We had the good fortune of connecting with Alyssa Healy and we’ve shared our conversation below.
Hi Alyssa, why did you pursue a creative career?
For as long as I can remember since being able to hold a pencil, all I’ve ever wanted to do was draw pictures. It was just something that naturally clicked for me. I’ve dabbled in a few different hobbies growing up, but drawing, painting, and crafting always stuck with me. I could never imagine myself doing anything but that in the long term.
I’m blessed to have family that saw my potential to be great at art and encouraged me to go further. I’ve always felt like my mom, older sister, and grandma in particular have always wanted to see me grow as an artist from day 1, so there weren’t many times where I felt like it wasn’t a valid career choice. My grandma in particular was a living example that art could be profitable. Every time I visited her, we would always draw or paint together, and she would tell me about the pieces she was working on and who they were going to.
Once I truly started using social media, it became abundantly clear that artists were able to make a living off of their work. That meant it was possible for me, too.
Please tell us more about your work. We’d love to hear what sets you apart from others, what you are most proud of or excited about. How did you get to where you are today professionally. Was it easy? If not, how did you overcome the challenges? What are the lessons you’ve learned along the way. What do you want the world to know about you or your brand and story?
By the time I was in 5th grade, I had already made up my mind that I wanted my future to be in an artistic field. I was still experimenting with different things like animation, fashion design, and even film production at the time, so my options felt vast. By the time I entered middle school, I knew that I wanted to do something where I could just draw/paint my own scenes and characters. I did a lot of practice and studying in my free time about anatomy, color, and different drawing techniques. This was also around the time where I started to seriously post my work on Instagram and keep up with other contemporaries on the internet. I found out about artists having their own merchandise shops and monthly subscription services like Patreon, or taking commissions. It finally clicked to me that making money from my creative work was actually very feasible.

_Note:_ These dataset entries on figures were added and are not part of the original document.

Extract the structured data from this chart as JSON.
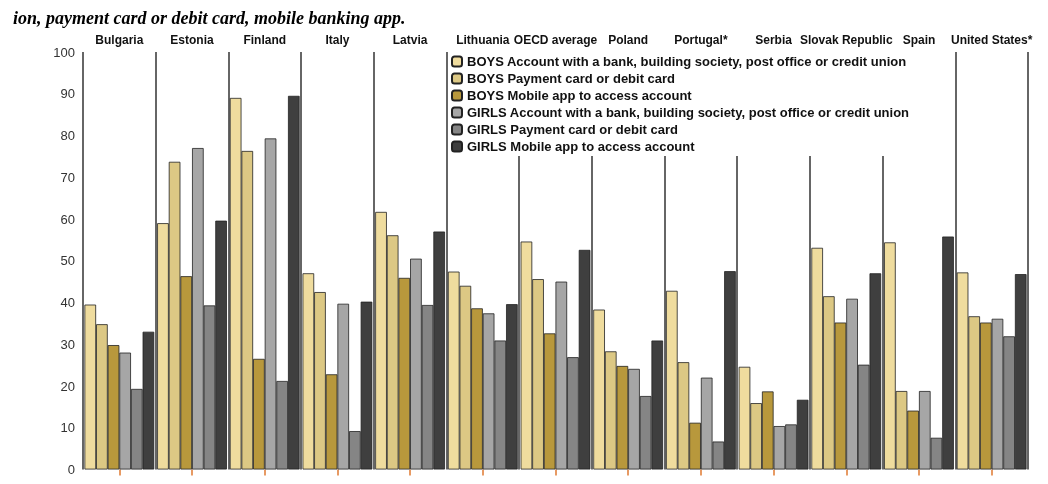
{
  "chart_data": {
    "type": "bar",
    "title": "ion, payment card or debit card, mobile banking app.",
    "categories": [
      "Bulgaria",
      "Estonia",
      "Finland",
      "Italy",
      "Latvia",
      "Lithuania",
      "OECD average",
      "Poland",
      "Portugal*",
      "Serbia",
      "Slovak Republic",
      "Spain",
      "United States*"
    ],
    "series": [
      {
        "name": "BOYS Account with a bank, building society, post office or credit union",
        "color": "#efdc9e",
        "values": [
          39.5,
          59,
          89,
          47,
          61.7,
          47.4,
          54.6,
          38.3,
          42.8,
          24.6,
          53.1,
          54.4,
          47.2
        ]
      },
      {
        "name": "BOYS Payment card or debit card",
        "color": "#dcc884",
        "values": [
          34.8,
          73.7,
          76.3,
          42.5,
          56.1,
          44.0,
          45.6,
          28.3,
          25.7,
          15.9,
          41.5,
          18.8,
          36.7
        ]
      },
      {
        "name": "BOYS Mobile app to access account",
        "color": "#b8983c",
        "values": [
          29.8,
          46.3,
          26.5,
          22.8,
          45.9,
          38.6,
          32.6,
          24.8,
          11.2,
          18.7,
          35.2,
          14.1,
          35.2
        ]
      },
      {
        "name": "GIRLS Account with a bank, building society, post office or credit union",
        "color": "#a6a6a6",
        "values": [
          28,
          77,
          79.3,
          39.7,
          50.5,
          37.4,
          45.0,
          24.1,
          22.0,
          10.4,
          40.9,
          18.8,
          36.1
        ]
      },
      {
        "name": "GIRLS Payment card or debit card",
        "color": "#858585",
        "values": [
          19.3,
          39.3,
          21.2,
          9.2,
          39.4,
          30.9,
          26.9,
          17.6,
          6.7,
          10.8,
          25.1,
          7.6,
          31.9
        ]
      },
      {
        "name": "GIRLS Mobile app to access account",
        "color": "#3f3f3f",
        "values": [
          33,
          59.6,
          89.5,
          40.2,
          57.0,
          39.6,
          52.6,
          30.9,
          47.5,
          16.7,
          47.0,
          55.8,
          46.8
        ]
      }
    ],
    "ylim": [
      0,
      100
    ],
    "yticks": [
      0,
      10,
      20,
      30,
      40,
      50,
      60,
      70,
      80,
      90,
      100
    ],
    "grid": "x",
    "legend": "top"
  }
}
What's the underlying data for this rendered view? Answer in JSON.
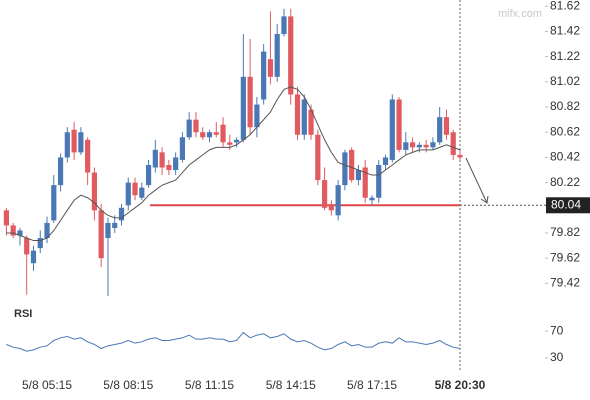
{
  "chart_data": {
    "type": "candlestick",
    "watermark": "mifx.com",
    "categories": [
      null,
      null,
      null,
      null,
      null,
      null,
      "5/8 05:15",
      null,
      null,
      null,
      null,
      null,
      null,
      null,
      null,
      null,
      null,
      null,
      "5/8 08:15",
      null,
      null,
      null,
      null,
      null,
      null,
      null,
      null,
      null,
      null,
      null,
      "5/8 11:15",
      null,
      null,
      null,
      null,
      null,
      null,
      null,
      null,
      null,
      null,
      null,
      "5/8 14:15",
      null,
      null,
      null,
      null,
      null,
      null,
      null,
      null,
      null,
      null,
      null,
      "5/8 17:15",
      null,
      null,
      null,
      null,
      null,
      null,
      null,
      null,
      null,
      null,
      null,
      null,
      "5/8 20:30"
    ],
    "open": [
      80.0,
      79.88,
      79.8,
      79.78,
      79.58,
      79.7,
      79.78,
      79.92,
      80.2,
      80.42,
      80.64,
      80.46,
      80.56,
      80.3,
      80.0,
      79.78,
      79.86,
      79.92,
      80.04,
      80.22,
      80.1,
      80.2,
      80.34,
      80.46,
      80.36,
      80.32,
      80.4,
      80.58,
      80.72,
      80.62,
      80.58,
      80.62,
      80.68,
      80.54,
      80.54,
      80.56,
      81.06,
      80.66,
      80.88,
      81.2,
      81.06,
      81.4,
      81.54,
      80.92,
      80.6,
      80.8,
      80.6,
      80.24,
      80.04,
      79.96,
      80.2,
      80.48,
      80.24,
      80.34,
      80.08,
      80.1,
      80.36,
      80.4,
      80.88,
      80.48,
      80.54,
      80.5,
      80.52,
      80.5,
      80.54,
      80.74,
      80.62,
      80.44
    ],
    "high": [
      80.02,
      79.9,
      79.86,
      79.8,
      79.72,
      79.84,
      79.95,
      80.28,
      80.45,
      80.66,
      80.7,
      80.66,
      80.58,
      80.34,
      80.05,
      79.94,
      79.96,
      80.05,
      80.26,
      80.26,
      80.22,
      80.4,
      80.56,
      80.5,
      80.4,
      80.46,
      80.62,
      80.78,
      80.78,
      80.66,
      80.64,
      80.7,
      80.74,
      80.6,
      80.58,
      81.4,
      81.36,
      80.9,
      81.32,
      81.58,
      81.48,
      81.6,
      81.6,
      80.98,
      80.92,
      80.84,
      80.64,
      80.34,
      80.08,
      80.24,
      80.48,
      80.5,
      80.36,
      80.4,
      80.12,
      80.4,
      80.44,
      80.92,
      80.9,
      80.62,
      80.58,
      80.54,
      80.56,
      80.58,
      80.82,
      80.8,
      80.64,
      80.48
    ],
    "low": [
      79.8,
      79.78,
      79.72,
      79.33,
      79.52,
      79.66,
      79.74,
      79.9,
      80.15,
      80.38,
      80.4,
      80.44,
      80.2,
      79.92,
      79.55,
      79.32,
      79.82,
      79.88,
      80.0,
      80.08,
      80.08,
      80.18,
      80.3,
      80.28,
      80.28,
      80.28,
      80.38,
      80.56,
      80.58,
      80.56,
      80.54,
      80.58,
      80.5,
      80.48,
      80.5,
      80.54,
      80.6,
      80.58,
      80.84,
      81.0,
      81.02,
      81.38,
      80.84,
      80.56,
      80.56,
      80.56,
      80.2,
      80.0,
      79.96,
      79.92,
      80.16,
      80.22,
      80.2,
      80.06,
      80.04,
      80.06,
      80.32,
      80.38,
      80.46,
      80.44,
      80.46,
      80.46,
      80.46,
      80.48,
      80.52,
      80.56,
      80.4,
      80.4
    ],
    "close": [
      79.88,
      79.8,
      79.84,
      79.65,
      79.68,
      79.78,
      79.9,
      80.2,
      80.42,
      80.62,
      80.46,
      80.62,
      80.3,
      80.0,
      79.62,
      79.9,
      79.9,
      80.02,
      80.22,
      80.12,
      80.18,
      80.36,
      80.48,
      80.34,
      80.32,
      80.42,
      80.58,
      80.72,
      80.62,
      80.58,
      80.62,
      80.6,
      80.54,
      80.52,
      80.56,
      81.06,
      80.66,
      80.84,
      81.26,
      81.06,
      81.4,
      81.54,
      80.92,
      80.6,
      80.88,
      80.6,
      80.24,
      80.02,
      80.0,
      80.2,
      80.46,
      80.24,
      80.32,
      80.1,
      80.1,
      80.36,
      80.42,
      80.88,
      80.48,
      80.54,
      80.5,
      80.52,
      80.5,
      80.54,
      80.74,
      80.6,
      80.44,
      80.42
    ],
    "ma": [
      79.82,
      79.82,
      79.8,
      79.78,
      79.76,
      79.76,
      79.78,
      79.84,
      79.92,
      80.0,
      80.08,
      80.12,
      80.1,
      80.06,
      80.0,
      79.96,
      79.94,
      79.94,
      79.98,
      80.02,
      80.06,
      80.12,
      80.16,
      80.2,
      80.22,
      80.24,
      80.3,
      80.36,
      80.4,
      80.44,
      80.48,
      80.5,
      80.5,
      80.5,
      80.52,
      80.56,
      80.6,
      80.66,
      80.72,
      80.78,
      80.88,
      80.96,
      80.98,
      80.96,
      80.9,
      80.8,
      80.68,
      80.56,
      80.46,
      80.38,
      80.36,
      80.34,
      80.32,
      80.3,
      80.28,
      80.28,
      80.32,
      80.36,
      80.4,
      80.44,
      80.46,
      80.48,
      80.48,
      80.48,
      80.5,
      80.52,
      80.5,
      80.48
    ],
    "up_color": "#4a78b5",
    "down_color": "#e05a5f",
    "ma_color": "#555555",
    "ylim": [
      79.28,
      81.67
    ],
    "yticks": [
      81.62,
      81.42,
      81.22,
      81.02,
      80.82,
      80.62,
      80.42,
      80.22,
      79.82,
      79.62,
      79.42
    ],
    "current_price": 80.04,
    "rsi": {
      "label": "RSI",
      "values": [
        50,
        46,
        44,
        40,
        42,
        46,
        48,
        56,
        60,
        62,
        58,
        60,
        54,
        50,
        44,
        48,
        50,
        52,
        56,
        52,
        54,
        58,
        60,
        56,
        56,
        58,
        60,
        64,
        58,
        58,
        60,
        58,
        58,
        54,
        56,
        68,
        60,
        64,
        66,
        60,
        62,
        66,
        58,
        54,
        56,
        52,
        46,
        42,
        44,
        50,
        54,
        48,
        50,
        46,
        46,
        52,
        54,
        52,
        60,
        54,
        54,
        52,
        50,
        52,
        56,
        50,
        46,
        44
      ],
      "color": "#4a78b5",
      "ylim": [
        0,
        100
      ],
      "yticks": [
        70,
        30
      ]
    }
  }
}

However, when I got to high school, I began to have slight doubts about the chances of me being a successful working artist. I was suddenly exposed to other students that seemed to be miles ahead of me; I felt so small. I went through some tough phases where I felt like I couldn’t produce anything unless it was perfect, or that no one was going to want to buy my work. I’m very fortunate to have met my art teacher, Mrs. Sahirah Dean, at just the right time in my artistic journey. She is the teacher that I am personally the closest with. She’s offered me plenty of guidance and support to try new things without the fear of failure clouding my vision. I felt like I was finally starting to improve again after a creative rut.
Nowadays, I truly feel I have not only developed my technical skill set, but my creative voice as well. Much of my work is very recognizable as my own unique style inspired by my interests and experiences. Taking AP level art classes has given me the opportunity to truly dive deep into the themes I want to portray in my serious work, such as the importance of mental health. Even in my not so serious pieces, there are still bits of me that you can pinpoint, such as my signature pastel color palette, or the way I draw eyes. A lot of my current inspiration comes from really “girly” and childish aesthetics, anime, and nature. I used be interested in doing more realistic portrayals of people, but now I find doing that kind of work a little boring. It’s heartwarming to know that there are people who find pieces of their own interests in my work.
Any places to eat or things to do that you can share with our readers? If they have a friend visiting town, what are some spots they could take them to?
I’m actually not too brushed up on all the hot spots of Atlanta yet! I do have some go-to comfort spots I enjoy, though. I would of course recommend a visit to the aquarium or the High museum. I also just enjoy walking through midtown and stumbling into random stores and eateries that look interesting. Six Flags is a good place to have fun. Another fun spot I like that’s a little more niche is Skate Along USA. I love the vibes there; it just reminds me so much of childhood, and everyone is always having a good time skating to good music. But really in all honesty, we would probably both just find some new place to try together since I don’t know too many.
Shoutout is all about shouting out others who you feel deserve additional recognition and exposure. Who would you like to shoutout?
I credit a lot my artistic success to my supportive family members, such as my mom and older sister, who have always encouraged me to think outside of the box and continue doing my own thing. I also hold a lot of respect for my art teachers, especially Mrs. Sahirah Dean, for offering me guidance and space to foster my growth as an artist.